Evidence on the relation between EM yields and FX risk

“We consider additional measures of exchange rate risk – in particular…implied exchange rate volatility…Simple regression analysis… for the period of January 2012–June 2014…broadly confirms the view that exchange rate risk assumed a greater role during the recent period of market volatility. As local currency sovereign bond yields declined during January 2012–April 2013, a one percentage point increase in exchange rate volatility…was associated with a little over 2 basis point increase in yields. The sensitivity surged to over 4 basis points during May/June 2013, and to 5 basis points in the subsequent period.”EMFX01

“To formally model local currency sovereign bond yields, we…rely on a panel fixed effects regression. For the dependent variable…we use the five-year local currency sovereign bond yield for 20 major EMEs. We use monthly data spanning from January 2005 to December 2013…The explanatory variables are [i] exchange rate factors, [ii] domestic factors (specific to each EME)…[iii] international factors (common to all EMEs).”

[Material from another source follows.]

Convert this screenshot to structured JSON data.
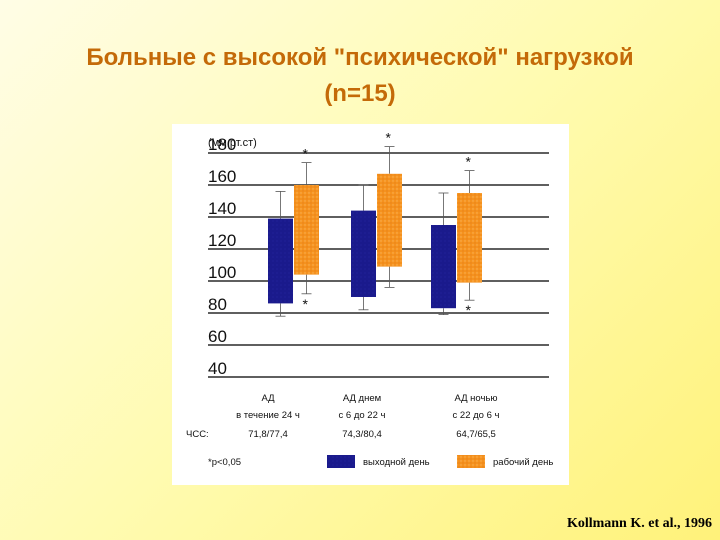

“The estimation results…suggest that exchange rate risk (proxied by the implied volatility of the exchange rate) positively and significantly affects local currency bond yields. This finding holds even after controlling for exchange rate forecasts, domestic factors, international factors or both… A one percentage point increase in implied exchange rate volatility [which usually is in a range of 2-40% annualized for EM currencies] is associated with a 4–7 basis point rise in local currency bond yields.”

“Bivariate Wald tests…confirm that for a majority of EMEs in our sample, the direction of the causality goes from exchange rate volatility to local currency sovereign bond yields. This is especially the case in Asia and eastern Europe. In these two regions, local currency sovereign bond markets are relatively liquid and foreign participation relatively large (for the period of 2005–13, foreigners held 10% of total local currency sovereign bonds outstanding on average in Asia, and 20% in eastern Europe).”

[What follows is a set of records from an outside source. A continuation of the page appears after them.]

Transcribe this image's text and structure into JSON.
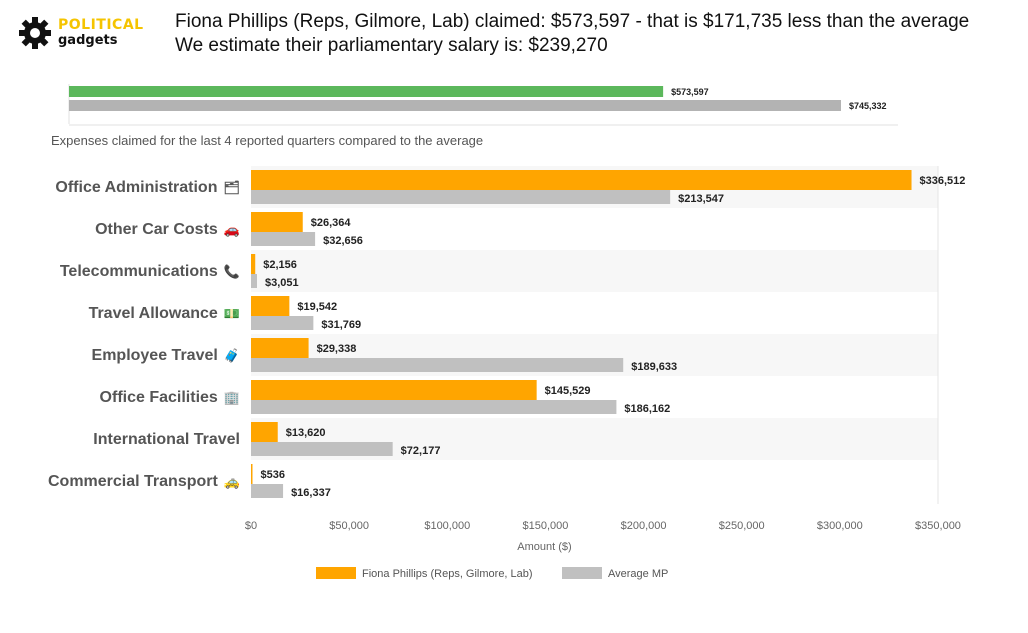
{
  "logo": {
    "top": "POLITICAL",
    "bottom": "gadgets",
    "icon": "gear-icon"
  },
  "headline": {
    "line1": "Fiona Phillips (Reps, Gilmore, Lab) claimed: $573,597 - that is $171,735 less than the average",
    "line2": "We estimate their parliamentary salary is: $239,270"
  },
  "subtitle": "Expenses claimed for the last 4 reported quarters compared to the average",
  "colors": {
    "mp": "#ffa500",
    "average": "#c0c0c0",
    "total_mp": "#5cb85c",
    "total_average": "#b3b3b3"
  },
  "chart_data": [
    {
      "type": "bar",
      "orientation": "horizontal",
      "series": [
        {
          "values": [
            573597
          ],
          "label": "$573,597"
        },
        {
          "values": [
            745332
          ],
          "label": "$745,332"
        }
      ],
      "xlim": [
        0,
        745332
      ]
    },
    {
      "type": "bar",
      "orientation": "horizontal",
      "categories": [
        {
          "name": "Office Administration",
          "emoji": "🗂"
        },
        {
          "name": "Other Car Costs",
          "emoji": "🚗"
        },
        {
          "name": "Telecommunications",
          "emoji": "📞"
        },
        {
          "name": "Travel Allowance",
          "emoji": "💵"
        },
        {
          "name": "Employee Travel",
          "emoji": "🧳"
        },
        {
          "name": "Office Facilities",
          "emoji": "🏢"
        },
        {
          "name": "International Travel",
          "emoji": ""
        },
        {
          "name": "Commercial Transport",
          "emoji": "🚕"
        }
      ],
      "series": [
        {
          "name": "Fiona Phillips  (Reps, Gilmore, Lab)",
          "values": [
            336512,
            26364,
            2156,
            19542,
            29338,
            145529,
            13620,
            536
          ],
          "labels": [
            "$336,512",
            "$26,364",
            "$2,156",
            "$19,542",
            "$29,338",
            "$145,529",
            "$13,620",
            "$536"
          ]
        },
        {
          "name": "Average MP",
          "values": [
            213547,
            32656,
            3051,
            31769,
            189633,
            186162,
            72177,
            16337
          ],
          "labels": [
            "$213,547",
            "$32,656",
            "$3,051",
            "$31,769",
            "$189,633",
            "$186,162",
            "$72,177",
            "$16,337"
          ]
        }
      ],
      "xlabel": "Amount ($)",
      "xlim": [
        0,
        350000
      ],
      "xticks": [
        0,
        50000,
        100000,
        150000,
        200000,
        250000,
        300000,
        350000
      ],
      "xtick_labels": [
        "$0",
        "$50,000",
        "$100,000",
        "$150,000",
        "$200,000",
        "$250,000",
        "$300,000",
        "$350,000"
      ],
      "legend_position": "bottom"
    }
  ]
}
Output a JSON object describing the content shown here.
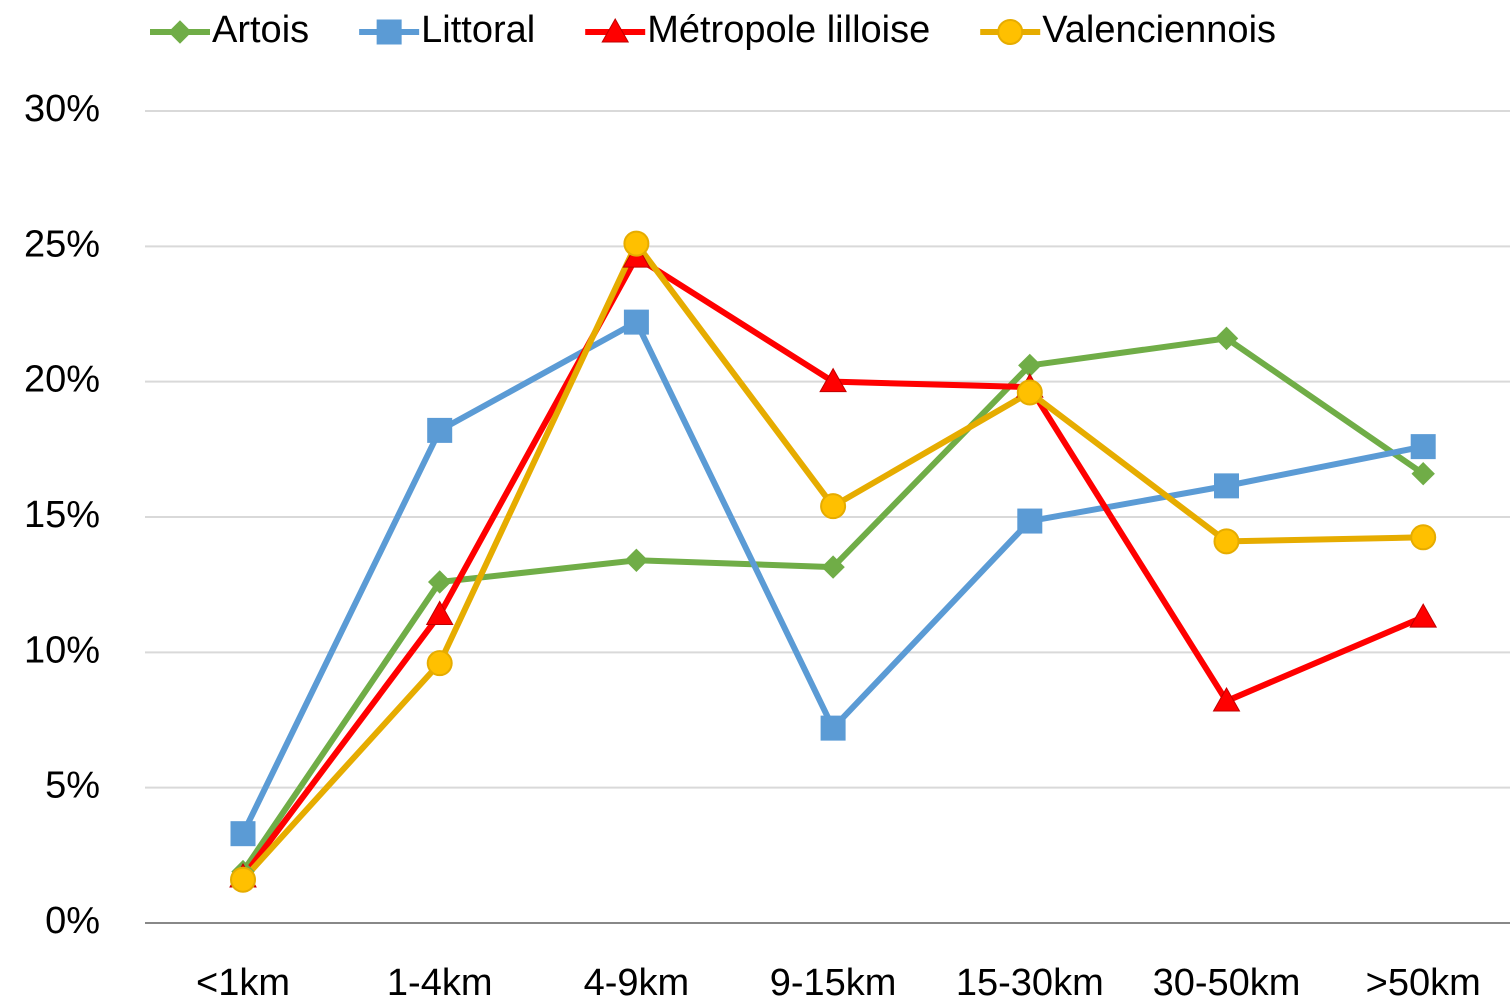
{
  "chart_data": {
    "type": "line",
    "categories": [
      "<1km",
      "1-4km",
      "4-9km",
      "9-15km",
      "15-30km",
      "30-50km",
      ">50km"
    ],
    "series": [
      {
        "name": "Artois",
        "color": "#70ad47",
        "marker": "diamond",
        "values": [
          1.9,
          12.6,
          13.4,
          13.15,
          20.6,
          21.6,
          16.6
        ]
      },
      {
        "name": "Littoral",
        "color": "#5b9bd5",
        "marker": "square",
        "values": [
          3.3,
          18.2,
          22.2,
          7.2,
          14.85,
          16.15,
          17.6
        ]
      },
      {
        "name": "Métropole lilloise",
        "color": "#ff0000",
        "marker": "triangle",
        "values": [
          1.7,
          11.4,
          24.6,
          20.0,
          19.8,
          8.2,
          11.3
        ]
      },
      {
        "name": "Valenciennois",
        "color": "#e6ac00",
        "marker": "circle",
        "values": [
          1.6,
          9.6,
          25.1,
          15.4,
          19.6,
          14.1,
          14.25
        ]
      }
    ],
    "ylim": [
      0,
      30
    ],
    "yticks": [
      {
        "value": 0,
        "label": "0%"
      },
      {
        "value": 5,
        "label": "5%"
      },
      {
        "value": 10,
        "label": "10%"
      },
      {
        "value": 15,
        "label": "15%"
      },
      {
        "value": 20,
        "label": "20%"
      },
      {
        "value": 25,
        "label": "25%"
      },
      {
        "value": 30,
        "label": "30%"
      }
    ],
    "grid": true,
    "legend": "top"
  }
}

“Exchange rate volatility remains a statistically significant determinant of local currency sovereign yields regardless of the monetary policy framework. The coefficient on implied exchange rate volatility…is however somewhat larger in less flexible exchange rate regimes. One interpretation is that…if the credibility of a fixed exchange rate is questioned, a given exchange rate fluctuation could result in a larger market reaction than when the exchange rate fluctuates under a floating regime by the same amount.”